Azerbaijani politician and economist Natiq Jafarli says Russia’s key power groups are already thinking about the period after Vladimir Putin, even though the Russian president still maintains firm control over the country.

Jafarli said the biggest threat to Putin today may not come from Russia’s business elite, but from the radical pro-war forces that the Kremlin itself helped create and energize.

In his view, some Z-patriots, nationalist bloggers and military-linked figures are beginning to see Putin not as an untouchable leader, but as a politician whose leadership has failed to deliver a decisive result in Ukraine.

“For Putin, the danger is not the business elite. The danger is the Z-patriots whom he himself raised,” Jafarli said.

He argued that Russia’s liberal opposition has largely been eliminated, pushed into exile or silenced, leaving the Kremlin with a different kind of internal problem: pressure from harder-line nationalist and security circles. These groups, he said, do not want compromise. They believe Russia must continue the war and impose a tougher domestic order, because any sign of weakness could increase the risk of the country’s fragmentation.

Jafarli said he does not expect an immediate coup or sudden collapse in Moscow. But he believes several Russian power blocs have started preparing for a post-Putin transition.

He described one camp as the economic wing, which would prefer Russia to reopen itself to the outside world, restore business channels and reduce isolation. The other camp, he said, is linked to the security and military establishment and sees escalation, not compromise, as the way to preserve the Russian state.

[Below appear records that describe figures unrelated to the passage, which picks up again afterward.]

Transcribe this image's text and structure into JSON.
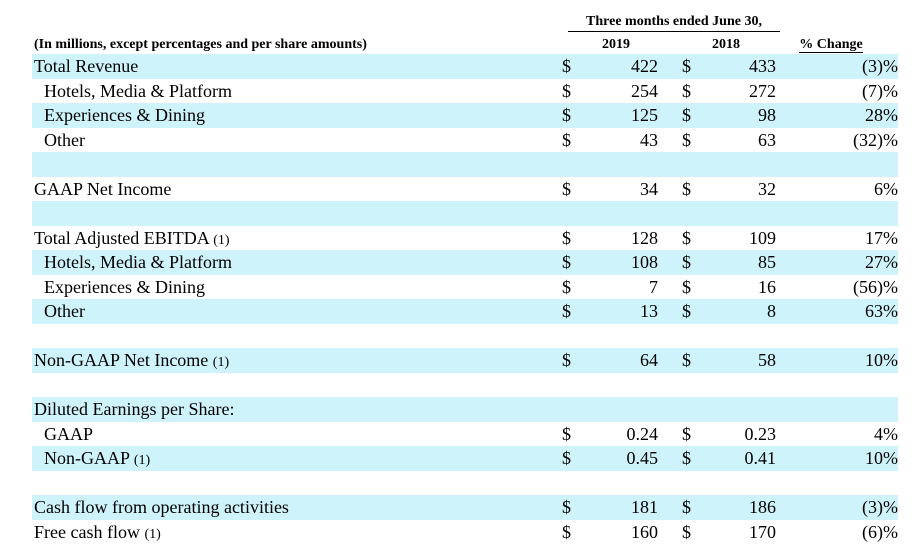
{
  "header": {
    "period_title": "Three months ended June 30,",
    "units_label": "(In millions, except percentages and per share amounts)",
    "col_2019": "2019",
    "col_2018": "2018",
    "col_pct": "% Change"
  },
  "rows": [
    {
      "label": "Total Revenue",
      "note": "",
      "indent": false,
      "cur1": "$",
      "v2019": "422",
      "cur2": "$",
      "v2018": "433",
      "pct": "(3)%",
      "shaded": true
    },
    {
      "label": "Hotels, Media & Platform",
      "note": "",
      "indent": true,
      "cur1": "$",
      "v2019": "254",
      "cur2": "$",
      "v2018": "272",
      "pct": "(7)%",
      "shaded": false
    },
    {
      "label": "Experiences & Dining",
      "note": "",
      "indent": true,
      "cur1": "$",
      "v2019": "125",
      "cur2": "$",
      "v2018": "98",
      "pct": "28%",
      "shaded": true
    },
    {
      "label": "Other",
      "note": "",
      "indent": true,
      "cur1": "$",
      "v2019": "43",
      "cur2": "$",
      "v2018": "63",
      "pct": "(32)%",
      "shaded": false
    },
    {
      "label": "",
      "note": "",
      "indent": false,
      "cur1": "",
      "v2019": "",
      "cur2": "",
      "v2018": "",
      "pct": "",
      "shaded": true
    },
    {
      "label": "GAAP Net Income",
      "note": "",
      "indent": false,
      "cur1": "$",
      "v2019": "34",
      "cur2": "$",
      "v2018": "32",
      "pct": "6%",
      "shaded": false
    },
    {
      "label": "",
      "note": "",
      "indent": false,
      "cur1": "",
      "v2019": "",
      "cur2": "",
      "v2018": "",
      "pct": "",
      "shaded": true
    },
    {
      "label": "Total Adjusted EBITDA",
      "note": "(1)",
      "indent": false,
      "cur1": "$",
      "v2019": "128",
      "cur2": "$",
      "v2018": "109",
      "pct": "17%",
      "shaded": false
    },
    {
      "label": "Hotels, Media & Platform",
      "note": "",
      "indent": true,
      "cur1": "$",
      "v2019": "108",
      "cur2": "$",
      "v2018": "85",
      "pct": "27%",
      "shaded": true
    },
    {
      "label": "Experiences & Dining",
      "note": "",
      "indent": true,
      "cur1": "$",
      "v2019": "7",
      "cur2": "$",
      "v2018": "16",
      "pct": "(56)%",
      "shaded": false
    },
    {
      "label": "Other",
      "note": "",
      "indent": true,
      "cur1": "$",
      "v2019": "13",
      "cur2": "$",
      "v2018": "8",
      "pct": "63%",
      "shaded": true
    },
    {
      "label": "",
      "note": "",
      "indent": false,
      "cur1": "",
      "v2019": "",
      "cur2": "",
      "v2018": "",
      "pct": "",
      "shaded": false
    },
    {
      "label": "Non-GAAP Net Income",
      "note": "(1)",
      "indent": false,
      "cur1": "$",
      "v2019": "64",
      "cur2": "$",
      "v2018": "58",
      "pct": "10%",
      "shaded": true
    },
    {
      "label": "",
      "note": "",
      "indent": false,
      "cur1": "",
      "v2019": "",
      "cur2": "",
      "v2018": "",
      "pct": "",
      "shaded": false
    },
    {
      "label": "Diluted Earnings per Share:",
      "note": "",
      "indent": false,
      "cur1": "",
      "v2019": "",
      "cur2": "",
      "v2018": "",
      "pct": "",
      "shaded": true
    },
    {
      "label": "GAAP",
      "note": "",
      "indent": true,
      "cur1": "$",
      "v2019": "0.24",
      "cur2": "$",
      "v2018": "0.23",
      "pct": "4%",
      "shaded": false
    },
    {
      "label": "Non-GAAP",
      "note": "(1)",
      "indent": true,
      "cur1": "$",
      "v2019": "0.45",
      "cur2": "$",
      "v2018": "0.41",
      "pct": "10%",
      "shaded": true
    },
    {
      "label": "",
      "note": "",
      "indent": false,
      "cur1": "",
      "v2019": "",
      "cur2": "",
      "v2018": "",
      "pct": "",
      "shaded": false
    },
    {
      "label": "Cash flow from operating activities",
      "note": "",
      "indent": false,
      "cur1": "$",
      "v2019": "181",
      "cur2": "$",
      "v2018": "186",
      "pct": "(3)%",
      "shaded": true
    },
    {
      "label": "Free cash flow",
      "note": "(1)",
      "indent": false,
      "cur1": "$",
      "v2019": "160",
      "cur2": "$",
      "v2018": "170",
      "pct": "(6)%",
      "shaded": false
    }
  ]
}
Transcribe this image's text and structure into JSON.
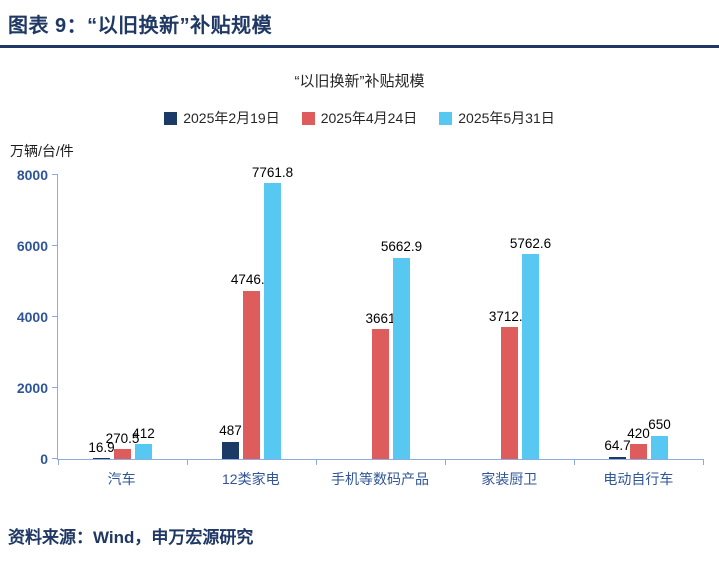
{
  "header": {
    "title": "图表 9：“以旧换新”补贴规模"
  },
  "chart_data": {
    "type": "bar",
    "title": "“以旧换新”补贴规模",
    "unit_label": "万辆/台/件",
    "categories": [
      "汽车",
      "12类家电",
      "手机等数码产品",
      "家装厨卫",
      "电动自行车"
    ],
    "series": [
      {
        "name": "2025年2月19日",
        "color": "#1B3A66",
        "values": [
          16.9,
          487,
          null,
          null,
          64.7
        ]
      },
      {
        "name": "2025年4月24日",
        "color": "#DE5C5C",
        "values": [
          270.5,
          4746.6,
          3661,
          3712.3,
          420
        ]
      },
      {
        "name": "2025年5月31日",
        "color": "#57C8F2",
        "values": [
          412,
          7761.8,
          5662.9,
          5762.6,
          650
        ]
      }
    ],
    "ylim": [
      0,
      8000
    ],
    "yticks": [
      0,
      2000,
      4000,
      6000,
      8000
    ],
    "grid": false,
    "legend_position": "top"
  },
  "footer": {
    "source": "资料来源：Wind，申万宏源研究"
  },
  "colors": {
    "accent_navy": "#1F3864",
    "axis_line_blue": "#8FAADC",
    "tick_label_blue": "#2F5597",
    "series_navy": "#1B3A66",
    "series_red": "#DE5C5C",
    "series_lightblue": "#57C8F2"
  }
}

According to Jafarli, this split may become more important as Russia faces the long-term costs of the war, sanctions and declining influence abroad.

He pointed to Moscow’s shrinking room for maneuver in Syria, parts of Africa and the post-Soviet space. The fact that Armenia’s future alignment with Russia is now openly discussed, he said, would have seemed almost unthinkable only a few years ago.

Jafarli also said nationalist circles in Russia are closely watching developments in Kazakhstan and Central Asia, where Moscow’s influence is no longer taken for granted.

“If Russia becomes seriously weakened, the probability of its fragmentation will rise,” he said.

Still, Jafarli cautioned against wishful thinking. Putin, he said, remains in control of Russia’s political system, and any talk of an imminent fall would be premature. The deeper issue, in his view, is that the system around him has already started calculating what may come next.